Backtracking search is the other domain where recursion is the natural fit. The classic n-queens problem — place n non-attacking queens on an n×n board — was studied by Gauss in 1850 and given its modern recursive formulation by Niklaus Wirth in Algorithms + Data Structures = Programs (1976). Sudoku solvers, SAT solvers (DPLL, Davis–Putnam–Logemann–Loveland 1962), graph colouring, and constraint propagation all share the same recursive shape: try a choice, recurse, undo if it fails, try the next. The recursion structure mirrors the search tree exactly, and the call stack does the bookkeeping the algorithm needs anyway.

Recursive descent parsers — one function per grammar non-terminal, calling each other to consume input — are how almost every hand-written compiler frontend works. The Go compiler, the V8 parser, GCC's C++ parser, and Roslyn's C# parser are all recursive descent. The recursion is mutual: parseExpression calls parseTerm which calls parseFactor which can recurse back into parseExpression for parenthesised subexpressions. The depth of the parse stack is the depth of the syntactic nesting; for languages with deep nesting (Lisp, JSON), stack overflow on adversarial input is a real concern, addressed by hand-rolled iteration in production parsers and by Postgres' explicit SQL parser nesting limits.

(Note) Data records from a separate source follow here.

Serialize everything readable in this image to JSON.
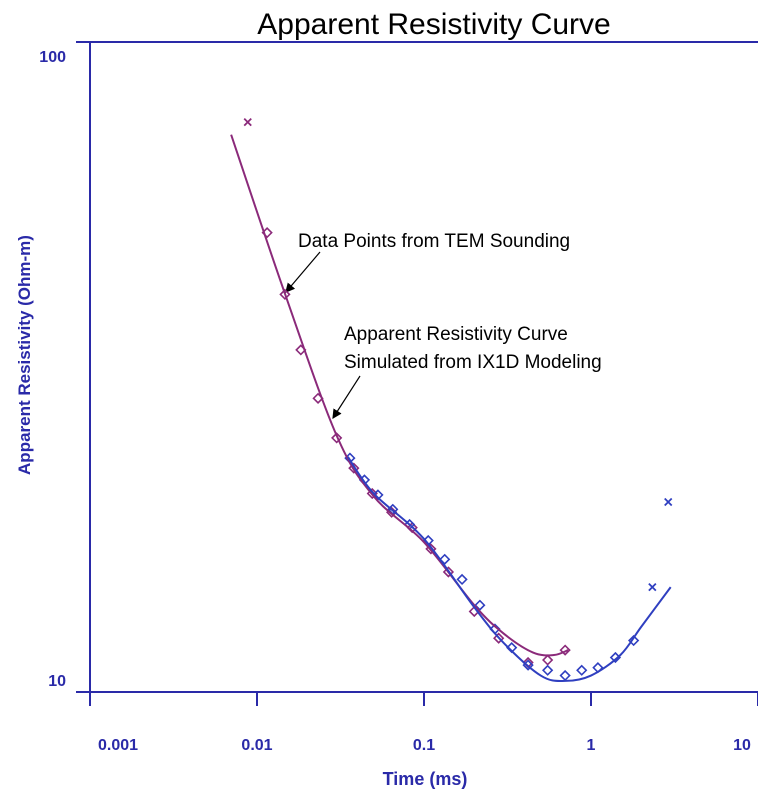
{
  "chart_data": {
    "type": "scatter",
    "title": "Apparent Resistivity Curve",
    "xlabel": "Time (ms)",
    "ylabel": "Apparent Resistivity (Ohm-m)",
    "xscale": "log",
    "yscale": "log",
    "xlim": [
      0.001,
      10
    ],
    "ylim": [
      10,
      100
    ],
    "xticks": [
      0.001,
      0.01,
      0.1,
      1,
      10
    ],
    "yticks": [
      10,
      100
    ],
    "annotations": [
      "Data Points from TEM Sounding",
      "Apparent Resistivity Curve",
      "Simulated from IX1D Modeling"
    ],
    "series": [
      {
        "color": "#8b2a7a",
        "marker": "cross",
        "x": [
          0.0088
        ],
        "values": [
          75.3
        ]
      },
      {
        "color": "#8b2a7a",
        "marker": "diamond",
        "x": [
          0.0115,
          0.0147,
          0.0183,
          0.0232,
          0.03,
          0.038,
          0.049,
          0.064,
          0.085,
          0.11,
          0.14,
          0.2,
          0.28,
          0.42,
          0.55,
          0.7
        ],
        "values": [
          50.9,
          40.9,
          33.6,
          28.3,
          24.6,
          22.1,
          20.2,
          18.9,
          17.9,
          16.6,
          15.3,
          13.3,
          12.1,
          11.1,
          11.2,
          11.6
        ]
      },
      {
        "color": "#2f3fc0",
        "marker": "diamond",
        "x": [
          0.036,
          0.044,
          0.053,
          0.065,
          0.082,
          0.106,
          0.133,
          0.169,
          0.216,
          0.266,
          0.335,
          0.42,
          0.55,
          0.7,
          0.88,
          1.1,
          1.4,
          1.8
        ],
        "values": [
          22.9,
          21.2,
          20.1,
          19.1,
          18.1,
          17.1,
          16.0,
          14.9,
          13.6,
          12.5,
          11.7,
          11.0,
          10.8,
          10.6,
          10.8,
          10.9,
          11.3,
          12.0
        ]
      },
      {
        "color": "#2f3fc0",
        "marker": "cross",
        "x": [
          2.33,
          2.9
        ],
        "values": [
          14.5,
          19.6
        ]
      },
      {
        "color": "#8b2a7a",
        "marker": "line",
        "x": [
          0.007,
          0.0147,
          0.03,
          0.05,
          0.1,
          0.2,
          0.3,
          0.45,
          0.6,
          0.73
        ],
        "values": [
          72,
          41,
          24.8,
          20.0,
          17.0,
          13.6,
          12.3,
          11.5,
          11.4,
          11.6
        ]
      },
      {
        "color": "#2f3fc0",
        "marker": "line",
        "x": [
          0.035,
          0.05,
          0.1,
          0.2,
          0.3,
          0.5,
          0.7,
          1,
          1.5,
          2,
          3
        ],
        "values": [
          23,
          20.2,
          17.2,
          13.5,
          11.9,
          10.6,
          10.4,
          10.6,
          11.4,
          12.6,
          14.5
        ]
      }
    ]
  }
}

File-system traversal, tree rendering in browsers, JSON and XML parsing, AST walking, regular expression matching with backtracking, type checking in compilers, theorem proving in Coq and Lean, code generation in template engines, recursive descent in protobuf parsers — the list keeps going. Wherever the data is shaped like a tree, recursion is usually the clearest way to walk it.

Default to iteration for everything else. It's faster (no call overhead), bounded (no stack risk), and easier to debug.

Problem shape	Pattern	Why
Linear scan, accumulating state	iteration	simpler and faster
Divide-and-conquer, no overlap	recursion (no DP)	natural; no caching needed
Tree DP (game theory, parse trees)	top-down memo	not all subproblems needed
Sequence DP (LCS, edit distance)	bottom-up table	dense; stack-safe; rolling space
Graph shortest path / connectivity	BFS / DFS with explicit queue/stack	visited set + ordering matter more than recursion
Backtracking search (SAT, n-queens)	recursion + undo	call stack mirrors search tree
Very deep linear recursion	iteration or trampoline	real-world stack limits

Two final notes. First, memoisation isn't free — the cache itself takes space, and hash-map lookups have constant overhead that dominates short subproblems. For tiny inputs, naive recursion is sometimes faster than memo. Profile, don't assume. Second, state shape matters. If your DP state is a tuple of (i, j, k, mask), the cache key has to be deterministic and hashable; bottom-up's table coordinates are always integer indices, no key construction needed. Picking bottom-up when state is multi-dimensional often makes the code dramatically cleaner.